Working with noisy speech

Speech recognition do not work well with noise. This article explores tests a noisy speech corpus against Google's recognizer.

By Vijay John April 14, 2014

After many decades of development, speech recognition can now be considered pretty much to be a solved problem. But there are some common situations where it does not work very well. Speech recognition does not work very well in noisy environments. Unfortunately mobile phones, where speech recognition is a convenient way to enter information, are often used in such conditions.

An MIT thesis from 2009 (by Tara Sainath) states that speech recognition has signficant problems with noise. Noise is generally described as signal to noise ration in terms of decibels. Sainath states that speech recognizers (at that time) typically had a 40% error rate on speech with 16 dB of noise. Meanwhile humans can recognize even 0dB speech with only 1% error rate. Thus in terms of handling noise, speech recognition has a long way to go to catch up with human recognition.

I have tried to classify noise in a paper on the Semisupervised classification of audio noise in 2010. The idea there was to train a speech recognizer on different types of noise. Then we could utilize the right type of speech recognizer if we can determine the type of noise. That approach did not go too far, since I was not able to classify all the noises accurately.

This article is about a simpler attempt. Even if a speech recognizer does not recognize everything, it may be still possible to reconstruct the intended input. We have tried this approach on correcting errors from the Google recognizer. I wanted to find out what happens if we tried to recover the intended input from whatever the Google recognizer manages to output. In another article Improving the Google speech recognizer we had described the procedure for recovering from some errors. I will apply the same technique here to some noisy speech samples.

Test data

As in the earlier paper I used the Noizeus corpus from the University of Texas at Dallas. The data is described in the paper: Hu, Y. and Loizou, P. (2007). “Subjective evaluation and comparison of speech enhancement algorithms,” Speech Communication, 49, 588-601. Please cite this reference if you publish anything using this corpus.

The data can be downloaded form the above link. It consists of thirty recordings in various forms. There is a clean version with no noise. The noisy samples are provided with eight types of noise and signal to noise ratios of 0dB, 5dB, 10dB and 15dB (the 0dB is the most noisy. The 15dB samples are the least noisy and provide the best speech recognition results. Thus altogether there are 990 wav files in the collection.


To use the sample program, download the sample code. This includes a directory called data. If you download the audio files as above, then place them in the appropriate directory in data/audio. To show where files should go, I have put one audio file, sp01.wav, in data/audio/clean.

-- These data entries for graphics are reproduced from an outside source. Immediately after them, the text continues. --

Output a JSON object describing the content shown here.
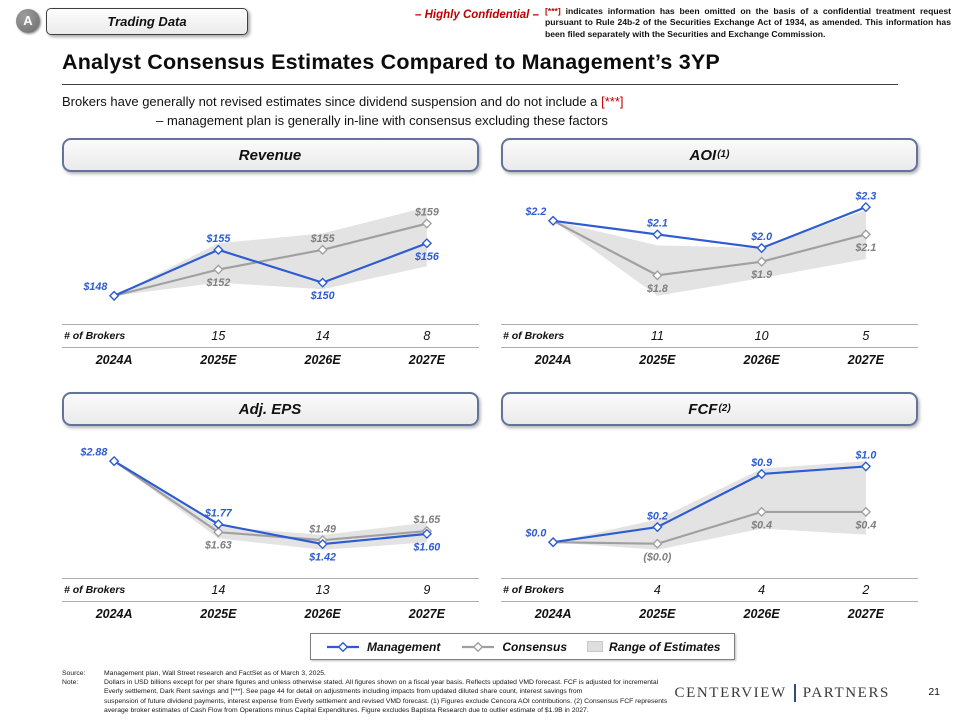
{
  "page": {
    "badge": "A",
    "tag_label": "Trading Data",
    "confidential": "– Highly Confidential –",
    "legal_marker": "[***]",
    "legal_text": " indicates information has been omitted on the basis of a confidential treatment request pursuant to Rule 24b-2 of the Securities Exchange Act of 1934, as amended. This information has been filed separately with the Securities and Exchange Commission.",
    "title": "Analyst Consensus Estimates Compared to Management’s 3YP",
    "subtitle_1a": "Brokers have generally not revised estimates since dividend suspension and do not include a ",
    "subtitle_1b": "[***]",
    "subtitle_2": "– management plan is generally in-line with consensus excluding these factors",
    "page_number": "21",
    "logo_left": "CENTERVIEW",
    "logo_right": "PARTNERS"
  },
  "colors": {
    "management": "#2d5bd1",
    "consensus": "#a0a0a0",
    "consensus_label": "#7f7f7f",
    "range": "#dedede",
    "red": "#c00000"
  },
  "legend": {
    "management": "Management",
    "consensus": "Consensus",
    "range": "Range of Estimates"
  },
  "brokers_label": "# of Brokers",
  "categories": [
    "2024A",
    "2025E",
    "2026E",
    "2027E"
  ],
  "chart_data": [
    {
      "type": "line",
      "title": "Revenue",
      "sup": "",
      "categories": [
        "2024A",
        "2025E",
        "2026E",
        "2027E"
      ],
      "series": [
        {
          "name": "Management",
          "values": [
            148,
            155,
            150,
            156
          ],
          "labels": [
            "$148",
            "$155",
            "$150",
            "$156"
          ],
          "label_pos": [
            "above-left",
            "above",
            "below",
            "below"
          ]
        },
        {
          "name": "Consensus",
          "values": [
            148,
            152,
            155,
            159
          ],
          "labels": [
            null,
            "$152",
            "$155",
            "$159"
          ],
          "label_pos": [
            null,
            "below",
            "above",
            "above"
          ]
        }
      ],
      "range": {
        "lower": [
          148,
          150,
          149,
          152.5
        ],
        "upper": [
          148,
          156,
          157.5,
          161.5
        ]
      },
      "brokers": [
        "15",
        "14",
        "8"
      ]
    },
    {
      "type": "line",
      "title": "AOI",
      "sup": "(1)",
      "categories": [
        "2024A",
        "2025E",
        "2026E",
        "2027E"
      ],
      "series": [
        {
          "name": "Management",
          "values": [
            2.2,
            2.1,
            2.0,
            2.3
          ],
          "labels": [
            "$2.2",
            "$2.1",
            "$2.0",
            "$2.3"
          ],
          "label_pos": [
            "above-left",
            "above",
            "above",
            "above"
          ]
        },
        {
          "name": "Consensus",
          "values": [
            2.2,
            1.8,
            1.9,
            2.1
          ],
          "labels": [
            null,
            "$1.8",
            "$1.9",
            "$2.1"
          ],
          "label_pos": [
            null,
            "below",
            "below",
            "below"
          ]
        }
      ],
      "range": {
        "lower": [
          2.2,
          1.65,
          1.78,
          1.92
        ],
        "upper": [
          2.2,
          2.02,
          2.0,
          2.28
        ]
      },
      "brokers": [
        "11",
        "10",
        "5"
      ]
    },
    {
      "type": "line",
      "title": "Adj. EPS",
      "sup": "",
      "categories": [
        "2024A",
        "2025E",
        "2026E",
        "2027E"
      ],
      "series": [
        {
          "name": "Management",
          "values": [
            2.88,
            1.77,
            1.42,
            1.6
          ],
          "labels": [
            "$2.88",
            "$1.77",
            "$1.42",
            "$1.60"
          ],
          "label_pos": [
            "above-left",
            "above",
            "below",
            "below"
          ]
        },
        {
          "name": "Consensus",
          "values": [
            2.88,
            1.63,
            1.49,
            1.65
          ],
          "labels": [
            null,
            "$1.63",
            "$1.49",
            "$1.65"
          ],
          "label_pos": [
            null,
            "below",
            "above",
            "above"
          ]
        }
      ],
      "range": {
        "lower": [
          2.88,
          1.52,
          1.32,
          1.45
        ],
        "upper": [
          2.88,
          1.73,
          1.58,
          1.8
        ]
      },
      "brokers": [
        "14",
        "13",
        "9"
      ]
    },
    {
      "type": "line",
      "title": "FCF",
      "sup": "(2)",
      "categories": [
        "2024A",
        "2025E",
        "2026E",
        "2027E"
      ],
      "series": [
        {
          "name": "Management",
          "values": [
            0.0,
            0.2,
            0.9,
            1.0
          ],
          "labels": [
            "$0.0",
            "$0.2",
            "$0.9",
            "$1.0"
          ],
          "label_pos": [
            "above-left",
            "above",
            "above",
            "above"
          ]
        },
        {
          "name": "Consensus",
          "values": [
            0.0,
            -0.02,
            0.4,
            0.4
          ],
          "labels": [
            null,
            "($0.0)",
            "$0.4",
            "$0.4"
          ],
          "label_pos": [
            null,
            "below",
            "below",
            "below"
          ]
        }
      ],
      "range": {
        "lower": [
          0.0,
          -0.1,
          0.18,
          0.1
        ],
        "upper": [
          0.0,
          0.3,
          0.97,
          1.07
        ]
      },
      "brokers": [
        "4",
        "4",
        "2"
      ]
    }
  ],
  "footer": {
    "source_label": "Source:",
    "source": "Management plan, Wall Street research and FactSet as of March 3, 2025.",
    "note_label": "Note:",
    "note_lines": [
      "Dollars in USD billions except for per share figures and unless otherwise stated. All figures shown on a fiscal year basis. Reflects updated VMD forecast. FCF is adjusted for incremental",
      "Everly settlement, Dark Rent savings and [***]. See page 44 for detail on adjustments including impacts from updated diluted share count, interest savings from",
      "suspension of future dividend payments, interest expense from Everly settlement and revised VMD forecast. (1) Figures exclude Cencora AOI contributions. (2) Consensus FCF represents",
      "average broker estimates of Cash Flow from Operations minus Capital Expenditures. Figure excludes Baptista Research due to outlier estimate of $1.9B in 2027."
    ]
  }
}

This requires version 0.7 of the Jaivox library. You can download it here.

I tested whether the Google recognizer can recognize noisy speech by passing the sound files through the recognizer (as we had done earlier with a larger set of sentences.)

The code consists of two functions and The latter file creates recognition results for each audio file. Results for all audio files with the same noise type and noise level are placed into the same text file in data/asr. For example data/asr/restaurant_15.txt contains the results of processing each of the thirty noisy recordings containing restaurant noise.

Since it takes a long time to run each of the recordings through the Google recognizer, I have collected all of the results I obtained in appropriate files. I have not processed 0dB examples since even 5dB is mostly not recognized at all.


The table below shows the recognition errors for each type of data and each noise level. We first note the number of samples containing any error at all. Since many errors can be corrected with our phonetic matching method, the last column shows the number of errors after the errors are corrected in this way.

Without correction the results are pretty dismal. There are 30 sentences. For example with 15dB of airport noise 9/10 of them had at least one error. This is far worse than the 40% error expected.

We can correct some of the errors using a phonetic matching, knowing that each of the recordings are one of a known set of 30 sentences. With this correction, we get 6/30 errors, i.e. 1/5 or 20%. This is better than the expected 40%, but note that we are using some extra information about the recordings.

The full table is shown below.

Type SNR Errors After correction
airport 15dB 27 6
babble 15dB 27 7
car 15dB 28 9
exhibition 15dB 28 9
restaurant 15dB 27 6
station 15dB 28 7
street 15dB 28 11
train 15dB 29 11
airport 10dB 29 18
babble 10dB 29 21
car 10dB 29 22
exhibition 10dB 29 19
restaurant 10dB 30 20
station 10dB 30 20
street 10dB 29 19
train 10dB 30 23
airport 5dB 30 30
babble 5dB 30 30
car 5dB 30 29
exhibition 5dB 30 29
restaurant 5dB 30 28
station 5dB 30 29
street 5dB 30 30
train 5dB 30 30

The table shows that noisy speech is hard to recognize. With 5dB noise almost everything is incorrect, even after the above correction attempt. We can recover about 1/3 of the errors in the case of 10dB noise.